The prognosis depends on the cause of TIN, the type (allopathic – takes longer time or Homeopathic – need less time to complete cure) timing of therapy, baseline renal function, prior offending agents, and exposure time to the underlying trigger. Chronicity, such as extensive fibrosis or tubular atrophy, portends worse outcomes. Early identification and removal of the cause improve renal outcomes.

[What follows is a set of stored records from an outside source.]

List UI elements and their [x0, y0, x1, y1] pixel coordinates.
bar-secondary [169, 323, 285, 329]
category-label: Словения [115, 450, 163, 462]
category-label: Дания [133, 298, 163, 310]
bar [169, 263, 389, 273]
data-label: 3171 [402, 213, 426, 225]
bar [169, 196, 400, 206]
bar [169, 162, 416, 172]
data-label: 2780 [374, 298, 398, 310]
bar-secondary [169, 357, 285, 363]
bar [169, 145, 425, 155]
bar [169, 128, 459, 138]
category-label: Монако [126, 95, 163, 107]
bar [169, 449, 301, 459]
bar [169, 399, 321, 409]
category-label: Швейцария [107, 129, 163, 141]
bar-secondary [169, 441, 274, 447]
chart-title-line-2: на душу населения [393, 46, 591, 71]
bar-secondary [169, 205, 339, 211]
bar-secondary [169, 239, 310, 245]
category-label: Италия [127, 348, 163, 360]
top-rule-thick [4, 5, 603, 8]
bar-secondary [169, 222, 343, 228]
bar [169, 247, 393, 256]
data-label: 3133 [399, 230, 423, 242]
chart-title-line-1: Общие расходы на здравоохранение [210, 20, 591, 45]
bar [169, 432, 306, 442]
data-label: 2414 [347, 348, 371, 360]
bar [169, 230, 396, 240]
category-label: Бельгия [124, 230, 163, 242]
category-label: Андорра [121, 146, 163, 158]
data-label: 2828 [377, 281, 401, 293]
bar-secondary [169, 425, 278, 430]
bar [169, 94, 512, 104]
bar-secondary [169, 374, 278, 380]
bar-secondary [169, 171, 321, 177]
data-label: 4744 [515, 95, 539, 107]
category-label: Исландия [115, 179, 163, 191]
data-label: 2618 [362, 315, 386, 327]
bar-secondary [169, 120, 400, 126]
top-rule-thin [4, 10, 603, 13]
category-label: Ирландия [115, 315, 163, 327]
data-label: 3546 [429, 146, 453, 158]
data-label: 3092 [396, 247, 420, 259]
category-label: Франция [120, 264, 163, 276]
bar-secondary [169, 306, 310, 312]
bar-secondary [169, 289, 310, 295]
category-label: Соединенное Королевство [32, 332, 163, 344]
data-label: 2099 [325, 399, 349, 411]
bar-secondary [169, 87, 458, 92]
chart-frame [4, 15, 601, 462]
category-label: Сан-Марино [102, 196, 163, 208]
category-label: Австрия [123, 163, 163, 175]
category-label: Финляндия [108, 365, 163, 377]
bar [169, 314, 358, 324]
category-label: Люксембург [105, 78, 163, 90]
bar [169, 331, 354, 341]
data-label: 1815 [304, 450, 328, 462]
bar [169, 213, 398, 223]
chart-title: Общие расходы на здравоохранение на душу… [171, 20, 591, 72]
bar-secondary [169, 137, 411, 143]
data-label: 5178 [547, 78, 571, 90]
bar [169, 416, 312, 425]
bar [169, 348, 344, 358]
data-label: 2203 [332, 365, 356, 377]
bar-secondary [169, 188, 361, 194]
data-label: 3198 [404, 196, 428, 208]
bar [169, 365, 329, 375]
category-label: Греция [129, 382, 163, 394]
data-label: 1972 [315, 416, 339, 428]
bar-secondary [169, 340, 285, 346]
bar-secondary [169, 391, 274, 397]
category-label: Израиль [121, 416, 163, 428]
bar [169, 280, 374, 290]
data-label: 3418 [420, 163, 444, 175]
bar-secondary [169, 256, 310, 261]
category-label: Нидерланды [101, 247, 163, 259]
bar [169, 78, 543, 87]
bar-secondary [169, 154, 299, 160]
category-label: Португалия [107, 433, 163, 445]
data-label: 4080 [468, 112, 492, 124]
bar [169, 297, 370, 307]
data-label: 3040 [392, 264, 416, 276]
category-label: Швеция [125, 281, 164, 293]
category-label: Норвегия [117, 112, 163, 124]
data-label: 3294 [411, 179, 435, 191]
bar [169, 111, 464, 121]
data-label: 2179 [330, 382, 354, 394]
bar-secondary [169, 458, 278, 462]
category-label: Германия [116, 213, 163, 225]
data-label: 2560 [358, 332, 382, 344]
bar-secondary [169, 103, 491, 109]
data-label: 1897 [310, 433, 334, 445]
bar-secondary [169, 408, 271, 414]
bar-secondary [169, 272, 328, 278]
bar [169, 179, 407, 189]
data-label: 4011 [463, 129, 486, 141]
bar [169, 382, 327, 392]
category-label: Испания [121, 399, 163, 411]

Infectious causes of TIN are usually self-limited and respond well to antimicrobial treatment. Autoimmune-related TIN often relapses depending on the activity of the underlying disease, and renal function should continue to be followed. TINU, in particular, requires close ongoing follow-up with ophthalmology due to its recurrent nature and young cohort. Patients with kidney transplants who experience TIN due to viral causes should have closely monitored immunosuppressant and viral load levels, as each TIN episode can potentially worsen allograft function and precipitate a rejection episode.

Complications

Older patients are more vulnerable to complications. Renal insufficiency is a common manifestation that ultimately progresses to ESRD due to fibrosis of the interstitial and degeneration of tubular epithelial cells. In addition to renal insufficiency, inflammation or infection of proximal tubular cells can result in either decreased synthesis or hypo-responsiveness to erythropoietin by injured cells, leading to reduced RBC production by bone marrow and complications of anemia. TIN also increases angiotensin II activity, which leads to arterial hypertension due to sodium and fluid retention, vasoconstriction, and increased oxidative stress. Increased angiotensin concentration changes the hemodynamic status and oxidative stress, causing vasoconstriction.